Los amantes lunares
brindan con las copas adyacentes. Amanecen con Hécuba y le dan la vista de sus
torsos torneados y sus piernas redondas como lastres. Se embelesan en sus dos
cuerpos al sol naciente como si hubieran nacido entrelazados, en un abrazo de
cuerpos para el trance de ser mirados por un dios lúbrico que los embebe de
colores. Los amantes lunares se tienden al mar de plata una vez saciados sus
sentidos… él bebe de ella y ella respira con la ropa de él, yace dormida como
anoche. Con la luna se aprisionan para dar vuelta al candado de los días. Con
el sol se calientan para entrar en otra vez a las horas negras con el telón de
azúcar. Amenazan un arma solitaria como si fuera báculo para empotrar ideas de
cama. Los colores de la luna alumbran a los amantes lunares sin admiración por
ser alumbrados desde afuera por la noche; entume sus sentidos una vez se han
estado juntos para siempre. De los
ojos de ellos salen lanzas de llamas entreabiertas. De sus fauces de lobo se
mezclan la saliva con sus hedores de penumbra. No le sacan a la locura de
éxtasis los amantes lunares, más bien se pierden entre el hilillo de luz dejado
en la luna por el río. Los amantes lunares no aúllan a la luna, gimen a
borbotones como géiseres en brama… después lucen como remansos adoloridos de
señales en pena, con la memoria agotada por la luz, ahora, débil de la luna.

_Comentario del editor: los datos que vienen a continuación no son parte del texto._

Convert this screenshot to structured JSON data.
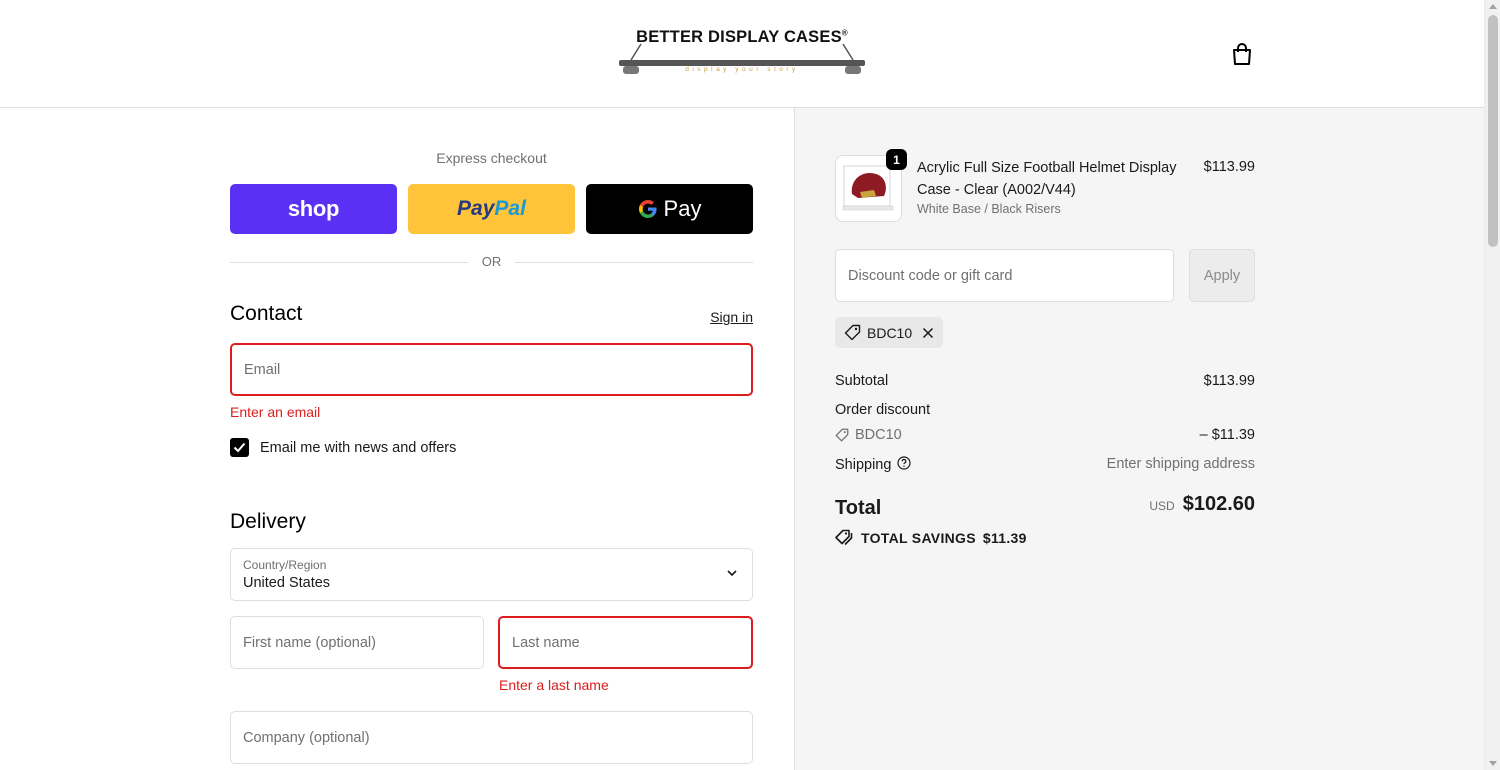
{
  "header": {
    "logo_text": "BETTER DISPLAY CASES",
    "logo_registered": "®",
    "logo_tagline": "display your story",
    "cart_icon": "shopping-bag-icon"
  },
  "express": {
    "title": "Express checkout",
    "shop_label": "shop",
    "paypal_label_a": "Pay",
    "paypal_label_b": "Pal",
    "gpay_label": "Pay",
    "or_text": "OR"
  },
  "contact": {
    "heading": "Contact",
    "signin": "Sign in",
    "email_placeholder": "Email",
    "email_value": "",
    "email_error": "Enter an email",
    "news_label": "Email me with news and offers",
    "news_checked": true
  },
  "delivery": {
    "heading": "Delivery",
    "country_label": "Country/Region",
    "country_value": "United States",
    "first_name_placeholder": "First name (optional)",
    "last_name_placeholder": "Last name",
    "last_name_error": "Enter a last name",
    "company_placeholder": "Company (optional)"
  },
  "cart": {
    "item": {
      "quantity": "1",
      "name": "Acrylic Full Size Football Helmet Display Case - Clear (A002/V44)",
      "variant": "White Base / Black Risers",
      "price": "$113.99"
    },
    "discount_placeholder": "Discount code or gift card",
    "apply_label": "Apply",
    "applied_code": "BDC10"
  },
  "summary": {
    "subtotal_label": "Subtotal",
    "subtotal_value": "$113.99",
    "order_discount_label": "Order discount",
    "discount_code": "BDC10",
    "discount_value": "– $11.39",
    "shipping_label": "Shipping",
    "shipping_value": "Enter shipping address",
    "total_label": "Total",
    "total_currency": "USD",
    "total_value": "$102.60",
    "savings_label": "TOTAL SAVINGS",
    "savings_value": "$11.39"
  },
  "colors": {
    "shop_purple": "#5a31f4",
    "paypal_yellow": "#ffc439",
    "error_red": "#dd1d1d",
    "sidebar_bg": "#f5f5f5"
  }
}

Los amantes lunares se tocan todo el cuerpo, lamen aquí y allá como si el deseo
fuera un homenaje al voyeur divino que los mira… dios está en todas partes, se
dicen a sí mismos los amantes de… por eso no tienen ninguna duda: los mira
cuando él mete su lengua entre su coño y ella le hurga con el dedo enhiesto
como loma. Imaginan a ese dios comulgando con Onán, de quien aprendió a estar
solo; no es para menos, ellos son hijos de la luna y no de este dios cabalgando
entre miedos tartamudos, como si de su suerte dependiera esta vida se acabe a
cada rato. Los amantes lunares no saben en qué terminará todo; así, de todas
maneras se menean para no salir en la foto de quien miente una miseria para
parecer glorioso. Ella tiene treinta y nueve años bien vividos, él cuarenta,
pero aún así, son como un celofán visto a través de luz de luna. No son
imberbes, la luna no hace pactos con niños traviesos, por algo, hoy se aparecen
lunáticos a la hora del escarceo preoperatorio, como las llamadas de campana
para estar de hinojos rezándole para así, todo salga bien, si no, qué caso
tendría, si él no tuviera miedo de su erección y ella no estar a tono con su
falo grado cinco: lo imagina. Los amantes beben ajenjo después de hacerlo para
poder con tanta soledad de luna. Y luego esperar otra vuelta de horas para el
misterio retome sus calores, en el cuerpo de él y de ella y los llame de nuevo
a estar en medio de colores… si acaso por media hora, si no, los diez minutos
que dura una pequeña locura, cuando el ajenjo no ha abandonado del todo el
cuerpo de ellos; porque para se exactos, el licor atormenta sus cuerpos, no se
llevan con la soledad, tampoco con el vino estando acompañados de la luna; así,
ella le tiende una caricia y él le enseña a colorear sus dedos de saliva. No
enternece al potro de adentro si no es por adormecer lo que viene desde fuera,
meten un lienzo entre ellos para dorar esa piel desbocada… Los amantes lunares
son propicios para la noche, en el día, duermen como si fueran niños santos de
altares insepultos, cuajan la respiración con palabras dichas al oído. Un día,
los amantes lunares se van de la cama, la cambian por un esquema de colores, la
cambian por un lío vuelto en pompa, para adormecer a los fantasmas.